An entirely imaginary world ten years from now…
‘The Murdochian Times’ – Wednesday 25th May 2020
‘Gove lets it all hang free’
After almost ten years in Government, Michael Gove has somehow retained his boyish enthusiasm. Bounding down the stairs of Number 10, the new Prime Minister thrusts out his hand in greeting. His grip is firm and confident. This not a mere man; he is the master of his domain. Gove has shaped the landscape of modern Britain more than any other politician of this age. This is the man, described by Conservative Peer Lord Laws as a “titan and a visionary.”
Famously Gove made his name in the early years of Libertive Government (known then as the Conservative-Liberal Coaliton Government, before the Liberal Democrats became a fully subsumed working committee of the Conservative Party).
He pioneered the idea of ‘free schools’; where the state removed itself from their cumbersome responsibilities of educating all children and instead supported the establishment of profit-making schools. A simple idea which led to the highly controversial ‘schools-revolution’.
Gove speaks fluently and eloquently about the way business has found creative solutions in order to offer new market opportunities for their clients. “Free schools,” he enthuses “have worked a treat. It broke up the ridiculous idea that Government should provide basic services for people as their birth-right. What rot that seems now – so quaint. Can you believe that we used to require schools to actually do their work in school buildings, with fields and the like?”
His face twists and contorts with incredulity as he speaks. It softens as he describes the way businesses have transformed schooling: “Businesses are more innovative, more responsive. I visited a free school, just last week, set up in a disused warehouse. Bit chilly, but when they get the electricity up and running they’ll be able to get 100 children in each class, no problem. Think of the profit-unit ratio.”
The issue of the private sector running schools was once controversial. When free schools were first set up the idea was that they would be run by parents. Gove smiles wistfully as he acknowledges the scrapping of working time regulations, when his predecessor took Britain out of Europe, put a stop to any thought of parents running a school in their spare time. “They won’t have the time, after working a 75 hour week”, he admits “and anyway we are in a big society – big business, big hours, big profits.”
He angrily brushes off the accusation that standards plummeted in free schools. His face reddens as he talks. “Look, we are about diversity of provision in this country. Some schools have low standards, rubbish teachers and poor facilities – others have high standards, excellent teachers and world-beating facilities. That’s diversity. That’s something to be proud of – it’s what make Britain great.”

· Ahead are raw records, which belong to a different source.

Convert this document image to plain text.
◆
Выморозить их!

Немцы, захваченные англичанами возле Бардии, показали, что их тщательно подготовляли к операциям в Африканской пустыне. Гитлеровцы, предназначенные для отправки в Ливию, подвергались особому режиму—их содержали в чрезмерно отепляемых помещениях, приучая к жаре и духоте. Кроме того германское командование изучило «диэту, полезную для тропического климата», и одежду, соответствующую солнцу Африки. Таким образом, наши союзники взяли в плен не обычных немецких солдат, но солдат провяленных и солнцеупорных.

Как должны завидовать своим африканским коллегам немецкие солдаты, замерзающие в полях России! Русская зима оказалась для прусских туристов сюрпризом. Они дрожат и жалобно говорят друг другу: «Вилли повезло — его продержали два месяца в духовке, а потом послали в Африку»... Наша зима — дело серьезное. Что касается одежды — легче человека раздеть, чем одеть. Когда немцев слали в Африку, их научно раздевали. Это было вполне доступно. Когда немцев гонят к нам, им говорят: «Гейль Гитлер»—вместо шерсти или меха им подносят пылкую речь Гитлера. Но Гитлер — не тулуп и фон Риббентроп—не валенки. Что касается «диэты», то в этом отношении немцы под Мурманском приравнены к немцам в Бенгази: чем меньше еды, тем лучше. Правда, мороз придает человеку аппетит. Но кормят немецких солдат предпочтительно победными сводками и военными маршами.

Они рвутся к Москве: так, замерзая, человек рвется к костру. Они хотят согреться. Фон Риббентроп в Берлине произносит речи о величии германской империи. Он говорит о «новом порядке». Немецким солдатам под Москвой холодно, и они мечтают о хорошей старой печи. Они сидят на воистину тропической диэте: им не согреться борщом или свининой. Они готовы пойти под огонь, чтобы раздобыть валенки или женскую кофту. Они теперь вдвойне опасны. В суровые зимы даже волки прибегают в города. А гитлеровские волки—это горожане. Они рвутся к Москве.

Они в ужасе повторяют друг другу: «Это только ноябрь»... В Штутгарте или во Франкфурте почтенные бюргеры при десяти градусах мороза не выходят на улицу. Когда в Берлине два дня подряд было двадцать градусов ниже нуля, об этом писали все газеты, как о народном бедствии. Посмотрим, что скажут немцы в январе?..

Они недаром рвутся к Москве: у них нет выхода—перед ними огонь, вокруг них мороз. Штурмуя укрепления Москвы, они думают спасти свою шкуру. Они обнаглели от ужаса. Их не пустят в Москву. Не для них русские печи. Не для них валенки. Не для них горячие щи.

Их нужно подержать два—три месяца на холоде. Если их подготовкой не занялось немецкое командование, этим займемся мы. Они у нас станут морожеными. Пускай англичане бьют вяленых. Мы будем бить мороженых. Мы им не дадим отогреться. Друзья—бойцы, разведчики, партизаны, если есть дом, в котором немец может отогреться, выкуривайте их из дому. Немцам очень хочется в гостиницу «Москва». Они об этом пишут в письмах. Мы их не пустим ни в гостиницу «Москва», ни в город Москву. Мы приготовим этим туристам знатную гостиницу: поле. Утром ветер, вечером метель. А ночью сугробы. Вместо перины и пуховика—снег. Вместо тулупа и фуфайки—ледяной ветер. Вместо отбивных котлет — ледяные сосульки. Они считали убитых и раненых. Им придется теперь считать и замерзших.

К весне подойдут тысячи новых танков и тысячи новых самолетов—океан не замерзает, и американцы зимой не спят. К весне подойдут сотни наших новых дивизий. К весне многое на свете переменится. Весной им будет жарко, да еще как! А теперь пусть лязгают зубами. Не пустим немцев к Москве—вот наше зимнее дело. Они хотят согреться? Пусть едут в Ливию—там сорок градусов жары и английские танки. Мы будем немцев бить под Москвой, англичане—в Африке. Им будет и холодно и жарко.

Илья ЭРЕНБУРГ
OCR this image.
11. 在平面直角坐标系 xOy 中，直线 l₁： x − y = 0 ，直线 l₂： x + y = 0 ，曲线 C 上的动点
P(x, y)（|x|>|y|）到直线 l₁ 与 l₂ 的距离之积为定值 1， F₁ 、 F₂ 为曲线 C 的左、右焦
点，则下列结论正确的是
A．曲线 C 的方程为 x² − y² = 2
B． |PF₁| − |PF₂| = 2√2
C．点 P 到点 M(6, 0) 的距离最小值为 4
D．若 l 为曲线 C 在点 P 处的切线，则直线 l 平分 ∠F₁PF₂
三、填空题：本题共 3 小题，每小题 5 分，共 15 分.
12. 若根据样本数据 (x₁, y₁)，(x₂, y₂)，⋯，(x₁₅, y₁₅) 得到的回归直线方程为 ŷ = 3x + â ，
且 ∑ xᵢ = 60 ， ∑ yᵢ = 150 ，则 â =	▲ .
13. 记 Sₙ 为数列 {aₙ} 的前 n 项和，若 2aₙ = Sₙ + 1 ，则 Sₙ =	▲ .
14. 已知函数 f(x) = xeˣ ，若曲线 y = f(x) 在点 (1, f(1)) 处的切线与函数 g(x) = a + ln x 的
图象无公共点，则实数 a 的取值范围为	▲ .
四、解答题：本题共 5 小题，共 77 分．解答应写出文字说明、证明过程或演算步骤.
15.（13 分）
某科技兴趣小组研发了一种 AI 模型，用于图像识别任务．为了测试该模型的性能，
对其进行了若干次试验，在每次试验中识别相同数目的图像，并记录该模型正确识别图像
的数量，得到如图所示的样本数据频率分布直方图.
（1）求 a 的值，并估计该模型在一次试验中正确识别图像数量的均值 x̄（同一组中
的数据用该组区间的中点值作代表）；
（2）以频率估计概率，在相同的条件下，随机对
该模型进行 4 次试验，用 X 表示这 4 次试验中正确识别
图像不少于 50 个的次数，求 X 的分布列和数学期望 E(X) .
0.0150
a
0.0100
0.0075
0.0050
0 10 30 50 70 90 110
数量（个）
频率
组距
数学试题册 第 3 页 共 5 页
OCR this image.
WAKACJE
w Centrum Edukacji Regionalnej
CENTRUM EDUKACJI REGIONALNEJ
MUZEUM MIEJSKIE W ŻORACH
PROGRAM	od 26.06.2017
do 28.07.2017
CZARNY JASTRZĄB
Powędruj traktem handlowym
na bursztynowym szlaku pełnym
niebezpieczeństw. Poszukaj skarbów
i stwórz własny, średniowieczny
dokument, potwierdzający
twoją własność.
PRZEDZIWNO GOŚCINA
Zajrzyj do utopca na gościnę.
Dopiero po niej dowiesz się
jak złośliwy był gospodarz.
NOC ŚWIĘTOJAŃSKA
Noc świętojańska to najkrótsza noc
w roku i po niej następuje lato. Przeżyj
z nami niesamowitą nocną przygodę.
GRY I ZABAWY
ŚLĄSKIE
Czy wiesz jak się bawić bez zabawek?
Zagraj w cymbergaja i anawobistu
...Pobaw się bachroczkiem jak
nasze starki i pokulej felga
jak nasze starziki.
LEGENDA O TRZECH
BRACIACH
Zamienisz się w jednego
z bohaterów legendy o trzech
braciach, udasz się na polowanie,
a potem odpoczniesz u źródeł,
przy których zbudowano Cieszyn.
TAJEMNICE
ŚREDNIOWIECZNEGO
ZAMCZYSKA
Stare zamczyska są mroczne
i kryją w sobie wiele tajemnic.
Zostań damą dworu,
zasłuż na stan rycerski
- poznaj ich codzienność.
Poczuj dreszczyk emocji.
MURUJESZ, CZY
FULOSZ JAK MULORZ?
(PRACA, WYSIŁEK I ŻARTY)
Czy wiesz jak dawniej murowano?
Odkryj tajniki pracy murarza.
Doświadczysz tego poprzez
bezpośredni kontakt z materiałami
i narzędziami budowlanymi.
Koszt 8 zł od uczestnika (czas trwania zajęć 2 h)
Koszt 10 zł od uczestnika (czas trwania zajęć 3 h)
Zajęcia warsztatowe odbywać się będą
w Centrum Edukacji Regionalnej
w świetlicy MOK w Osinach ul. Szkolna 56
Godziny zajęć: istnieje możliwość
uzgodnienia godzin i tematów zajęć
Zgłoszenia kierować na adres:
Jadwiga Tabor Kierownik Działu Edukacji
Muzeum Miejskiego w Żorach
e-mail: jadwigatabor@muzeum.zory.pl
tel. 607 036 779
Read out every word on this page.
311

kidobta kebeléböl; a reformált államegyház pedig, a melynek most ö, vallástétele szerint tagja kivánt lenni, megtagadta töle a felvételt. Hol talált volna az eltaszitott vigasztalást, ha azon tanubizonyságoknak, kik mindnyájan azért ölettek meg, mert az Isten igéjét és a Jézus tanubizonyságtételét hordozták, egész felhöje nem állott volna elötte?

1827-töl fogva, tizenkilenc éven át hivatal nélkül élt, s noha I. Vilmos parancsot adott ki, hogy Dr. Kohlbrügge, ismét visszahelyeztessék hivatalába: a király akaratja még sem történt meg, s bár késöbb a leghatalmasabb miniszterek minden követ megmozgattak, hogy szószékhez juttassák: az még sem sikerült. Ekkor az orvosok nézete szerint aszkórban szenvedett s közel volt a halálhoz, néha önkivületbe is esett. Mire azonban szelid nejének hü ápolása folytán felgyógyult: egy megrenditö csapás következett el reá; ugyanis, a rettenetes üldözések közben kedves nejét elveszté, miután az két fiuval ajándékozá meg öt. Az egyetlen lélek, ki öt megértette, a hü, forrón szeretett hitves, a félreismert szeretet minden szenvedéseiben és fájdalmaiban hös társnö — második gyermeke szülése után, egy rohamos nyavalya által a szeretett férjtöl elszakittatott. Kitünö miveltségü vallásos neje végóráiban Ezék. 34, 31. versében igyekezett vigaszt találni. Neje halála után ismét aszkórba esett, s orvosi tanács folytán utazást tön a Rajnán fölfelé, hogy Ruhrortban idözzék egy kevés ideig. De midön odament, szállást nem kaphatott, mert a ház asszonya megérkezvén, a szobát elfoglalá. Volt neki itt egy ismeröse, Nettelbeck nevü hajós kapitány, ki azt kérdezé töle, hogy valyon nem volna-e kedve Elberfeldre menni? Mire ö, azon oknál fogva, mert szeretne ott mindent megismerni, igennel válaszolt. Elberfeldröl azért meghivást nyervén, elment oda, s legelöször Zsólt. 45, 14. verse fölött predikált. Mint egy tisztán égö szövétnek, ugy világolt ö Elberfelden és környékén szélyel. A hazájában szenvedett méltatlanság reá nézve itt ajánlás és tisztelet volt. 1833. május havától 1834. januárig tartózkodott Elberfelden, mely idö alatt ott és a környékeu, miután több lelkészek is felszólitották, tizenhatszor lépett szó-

Comparisons with the Democratic Republic of Scotland – where the state still funds education – draw Gove’s scorn. “Yeah, great schools, but boy you have to pay for them. We’d have to raise the higher rate of tax to 10%, maybe even 15% to pay the bills.” He leans confidently back in his chair and throws up his hands, expressing disbelief: “Don’t forget, not a single school in Scotland makes a profit. Not. A. Single. One. We couldn’t countenance such a thing – schools make profits, just like hospitals and just like the police. Why would we have it any other way?”
This brings us to his stint as Health Secretary where his transforming zeal ripped apart the antiquated concept of providing healthcare for people based on medical need, funded from public contributions. He is proud that every hospital is now a profit-making venture, but his eyes gleam as he describes the way ordinary people have, in his words, ‘stepped up to the surgical plate’: “It’s the epitome of the big society that people now carry out their own minor surgery. You don’t need to be a brain surgeon to re-set a fracture. It was like pulling teeth trying to reform the NHS – now it’s easy because people just pull their own. It’s a win-win. We spend less and business makes more.”
With that, he smiles, brings an interview to an end and dashes back up the stairs, plotting the next steps in his big society revolution.